D'autres acteurs sociaux dénotent de la considération progressive, en Côte d'Ivoire, du caractère basal de la politique environnementale vis-à-vis du développement durable de l'Etat. Il s'agit des partis politiques qui se réclament du courant écologiste. Deux formations existent ainsi en Côte d'Ivoire, le Mouvement Ecologique Ivoirien (MEI) et le Parti Ecologique Ivoirien (PEI). Ces partis, déjà entreprenants sur le terrain comme les ONG - le PEI dispose d'un siège à l'Assemblée nationale - tissent comme elles des solidarités prometteuses avec d'autres formations et organismes environnementalistes sous-régionales et internationales, au profit de la politique environnementale locale.

Un autre aspect sociologique à prendre en compte est la donne culturelle et le poids des traditions, des us et coutumes. L'habitat traditionnel ivoirien, plutôt sobre - comme d'ailleurs l'habitat traditionnel africain - n'est pas le fruit d'un désir psychologique d'esthétique environnementale, d'harmonie avec la nature ambiante, comme c'est le cas dans d'autres civilisations. Cependant, il s'intègre aussi bien au plan physique qu'au plan spirituel dans un environnement naturel, qui est la forêt, la savane ou l'écosystème aquatique ambiant, et est en général bien tenu par ses locataires. Cet aspect sera examiné plus en profondeur dans un chapitre ultérieur100(*). Un esprit semble demeuré dans le comportement des populations, celui de la considération de la ressource environnementale nourricière comme bien inépuisable, et dont la maintenance, facile - pas de plan d'aménagement de jardin, ni de construction de fontaine ou de plan d'eau artificiel, mais en général simple balayage de la devanture de la concession - ne nécessite ni d'attention singulière, ni d'élaboration rigoureuse. Transposé à l'échelle de la civilisation occidentale actuelle exportée par le colonisateur, avec l'ère du matériel jetable, cela donne une gestion environnementale défensive et sans véritable élan de perfectionnement du milieu. De plus, cette gestion ne prétend pas souvent jouer les premiers rôles dans les planifications locales de développement, où d'autres secteurs sont jugés prioritaires : infrastructures, santé, éducation, emploi, logement. Voilà une question qui permet de comprendre en partie les raisons pour lesquelles les politiques environnementales pratiquées généralement n'intéressent pas les populations et leurs dirigeants au plus haut point. Car il n'est pas clairement perçu le lien entre stabilité écologique et développement socioéconomique. Développement socioéconomique selon le modèle classique de la productivité et de la rentabilité, et qui plus est en rapport avec la conjoncture économique vécue.

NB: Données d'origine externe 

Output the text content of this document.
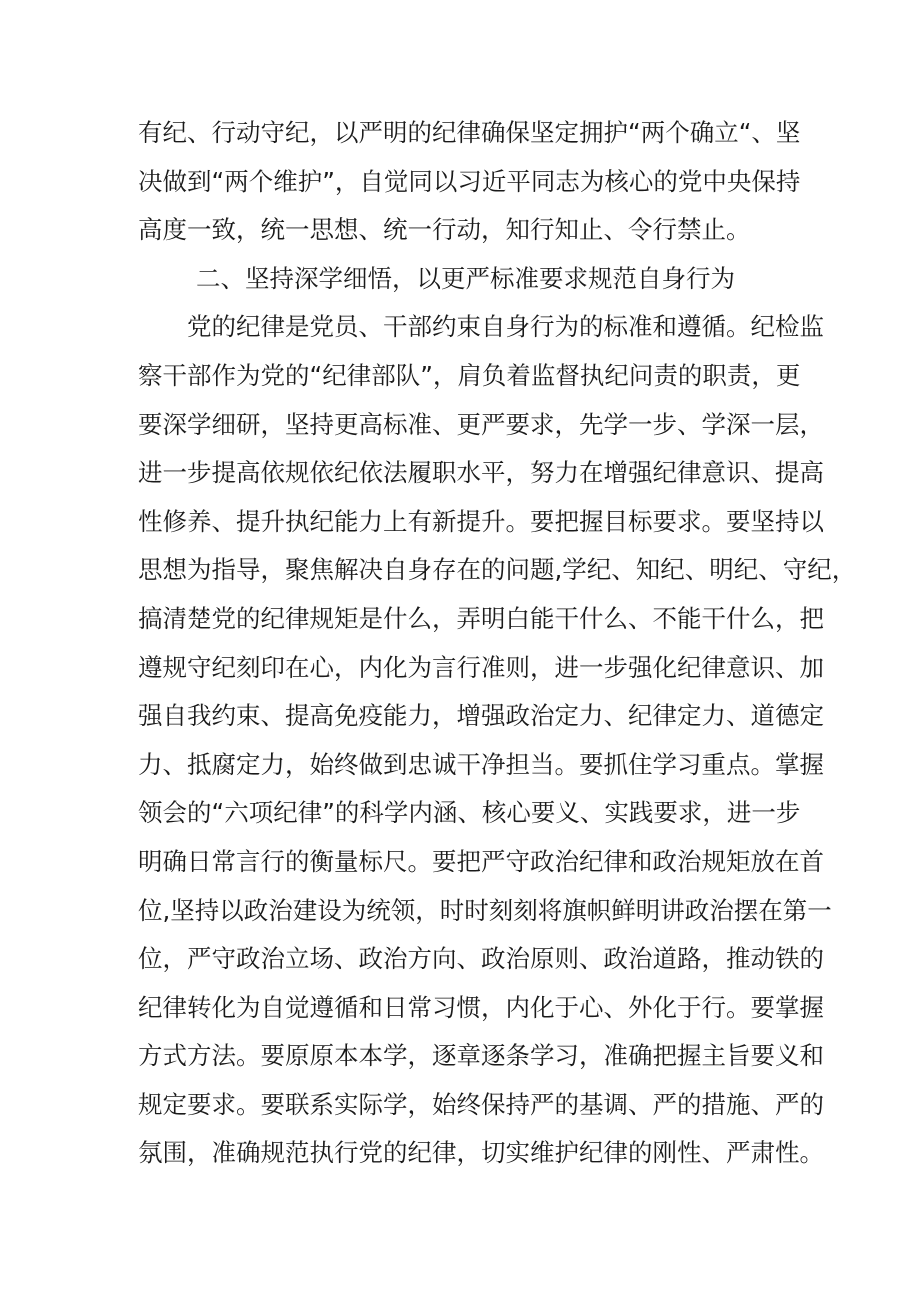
有纪、行动守纪，以严明的纪律确保坚定拥护“两个确立“、坚
决做到“两个维护”，自觉同以习近平同志为核心的党中央保持
高度一致，统一思想、统一行动，知行知止、令行禁止。
二、坚持深学细悟，以更严标准要求规范自身行为
党的纪律是党员、干部约束自身行为的标准和遵循。纪检监
察干部作为党的“纪律部队”，肩负着监督执纪问责的职责，更
要深学细研，坚持更高标准、更严要求，先学一步、学深一层，
进一步提高依规依纪依法履职水平，努力在增强纪律意识、提高
性修养、提升执纪能力上有新提升。要把握目标要求。要坚持以
思想为指导，聚焦解决自身存在的问题,学纪、知纪、明纪、守纪，
搞清楚党的纪律规矩是什么，弄明白能干什么、不能干什么，把
遵规守纪刻印在心，内化为言行准则，进一步强化纪律意识、加
强自我约束、提高免疫能力，增强政治定力、纪律定力、道德定
力、抵腐定力，始终做到忠诚干净担当。要抓住学习重点。掌握
领会的“六项纪律”的科学内涵、核心要义、实践要求，进一步
明确日常言行的衡量标尺。要把严守政治纪律和政治规矩放在首
位,坚持以政治建设为统领，时时刻刻将旗帜鲜明讲政治摆在第一
位，严守政治立场、政治方向、政治原则、政治道路，推动铁的
纪律转化为自觉遵循和日常习惯，内化于心、外化于行。要掌握
方式方法。要原原本本学，逐章逐条学习，准确把握主旨要义和
规定要求。要联系实际学，始终保持严的基调、严的措施、严的
氛围，准确规范执行党的纪律，切实维护纪律的刚性、严肃性。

Ainsi, le cadre sociologique de l'élaboration d'une politique environnementale dans l'Etat de Côte d'Ivoire est fort d'une vision écologique montante, mais il demeure dans l'ensemble surtout réactionnaire, défensif et moyennement, sinon peu éveillé.

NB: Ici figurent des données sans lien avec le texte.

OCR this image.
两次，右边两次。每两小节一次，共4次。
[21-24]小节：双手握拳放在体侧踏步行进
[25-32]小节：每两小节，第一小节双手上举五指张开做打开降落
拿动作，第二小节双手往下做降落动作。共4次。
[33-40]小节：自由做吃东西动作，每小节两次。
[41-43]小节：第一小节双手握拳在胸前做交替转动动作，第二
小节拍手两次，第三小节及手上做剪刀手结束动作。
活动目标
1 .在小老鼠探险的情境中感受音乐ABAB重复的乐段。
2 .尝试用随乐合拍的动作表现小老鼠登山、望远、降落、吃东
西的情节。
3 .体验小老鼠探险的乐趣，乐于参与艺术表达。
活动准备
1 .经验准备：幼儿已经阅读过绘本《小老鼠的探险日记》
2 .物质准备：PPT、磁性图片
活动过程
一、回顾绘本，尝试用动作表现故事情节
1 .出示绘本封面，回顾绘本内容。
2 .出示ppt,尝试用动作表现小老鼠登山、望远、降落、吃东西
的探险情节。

En considération de tout ce qui précède, il ya lieu de retenir que la politique ivoirienne de l'environnement, qui devrait normalement conduire à un développement durable, est desservie par un certain nombre de lacunes qui la vicie dans l'atteinte de cet objectif. Or, une politique environnementale génératrice d'un développement durable est nécessaire. Il s'agira d'en définir les contours.

DEUXIÈME PARTIE : POUR UNE POLITIQUE ENVIRONNEMENTALE GÉNÉRATRICE D'UN DÉVELOPPEMENT

DURABLE

La formation d'un Etat dûment consentie par ses composantes humaines est juridiquement et solennellement basée sur la Constitution, mais celle-ci n'est que la matérialisation des aspirations et valeurs du peuple, qui trouvent leur raison d'être dans la sublimation de la terre-patrie. Ainsi, le lien entre la terre et ses habitants existe, comme dans tout peuple, mais celui-ci, influencé par de multiples facteurs historiques et politiques s'est souvent trouvé gauchi, ce qui a pour conséquence la banqueroute environnementale. Ceci est vrai tant pour les autres Etats que pour la Côte d'Ivoire. Par conséquent, afin de crédibiliser l'affect sociologique qui lie les populations à leur terre, base des énergies légitimes de l'action et du développement, il faut réveiller et régénérer cet affect en l'ajustant à ce qui fait son essence : une éthique de l'environnement (Chapitre 1). Il est également nécessaire de tirer toutes les conclusions du corpus de connaissances sur la situation de l'environnement planétaire en orientant l'économie ivoirienne dans une direction viable, c'est-à-dire une direction d'intégration véritable des principes écologiques (Chapitre 2).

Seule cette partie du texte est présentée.